Leben[Bearbeiten | Quelltext bearbeiten]

Ernestine von Trott zu Solz war das jüngste von fünf Kindern des Heilbronner Papierfabrikanten Moritz von Trott zu Solz (1848–1913) und seiner Ehefrau Johanna, geborene Otto (1858–1934) Ihr Großvater mütterlicherseits war daher Adolf Otto. Adam von Trott zu Solz, Diplomat, Journalist und Widerstandskämpfer gegen den Nationalsozialismus, war ein Vetter Ernestines. Der Stammsitz der Adelsfamilie, die bei der Althessischen Ritterschaft immatrikuliert ist, befindet sich in Imshausen.

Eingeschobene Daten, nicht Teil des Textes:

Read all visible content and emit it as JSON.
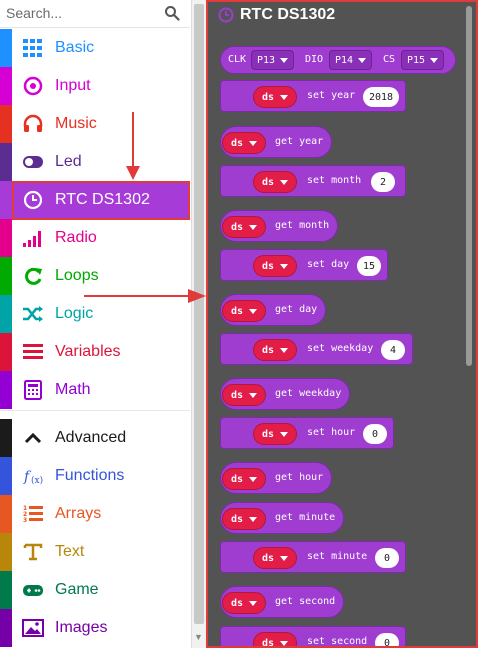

Ernestines Kindheit und Jugend, die sie in ihren Lebenserinnerungen als „überaus glücklich“ beschreibt, waren geprägt durch eine solide schulische Ausbildung und durch Begegnungen mit den kulturellen und gesellschaftlichen Angeboten ihrer Zeit und ihres Standes. Anlässlich ihrer Konfirmationsfeier hielt sie einen Vortrag zum Frauenwahlrecht, wozu sie durch Literatur von und über Anna Papritz und Alice Salomon inspiriert worden war. Der Religion erteilte sie zu dieser Zeit eine Absage.[1]

Ab 1903 besuchte sie ein Pensionat in Heidelberg, wo sie unter anderem am Gesangsunterricht der Künstlerin Pauline Viardot-García teilnahm. Dem Pensionat in Heidelberg folgte ein Besuch einer der von Ida von Kortzfleisch ins Leben gerufenen Wirtschaftlichen Frauenschulen in Reifenstein.[2] Dort erhielten die Mädchen und Frauen eine fundierte Ausbildung in Selbstversorgungslandwirtschaft, Gartenbau, Kleintierhaltung, Krankenpflege, Kindererziehung sowie Einführungen in die Fächer Chemie, Physik, Botanik und Kunstgeschichte.[3] Hier lernte sie auch den Deutschen Vortruppbund kennen, einer von Hermann Popert initiierten Abstinenz- und Lebensreformbewegung kennen.[4] Nach der Rückkehr in ihr Heilbronner Elternhaus suchte sie näheren Kontakt zu Vertretern der genannten Bewegungen und fand ihn im Stuttgarter Kreis des Wandervogels. Damit begann für sie eine Zeit der weltanschaulichen Suche, die sie unter anderem zur Beschäftigung mit den christlichen Mystikern sowie zu der von Mary Baker Eddy gegründeten Christlichen Wissenschaft führte.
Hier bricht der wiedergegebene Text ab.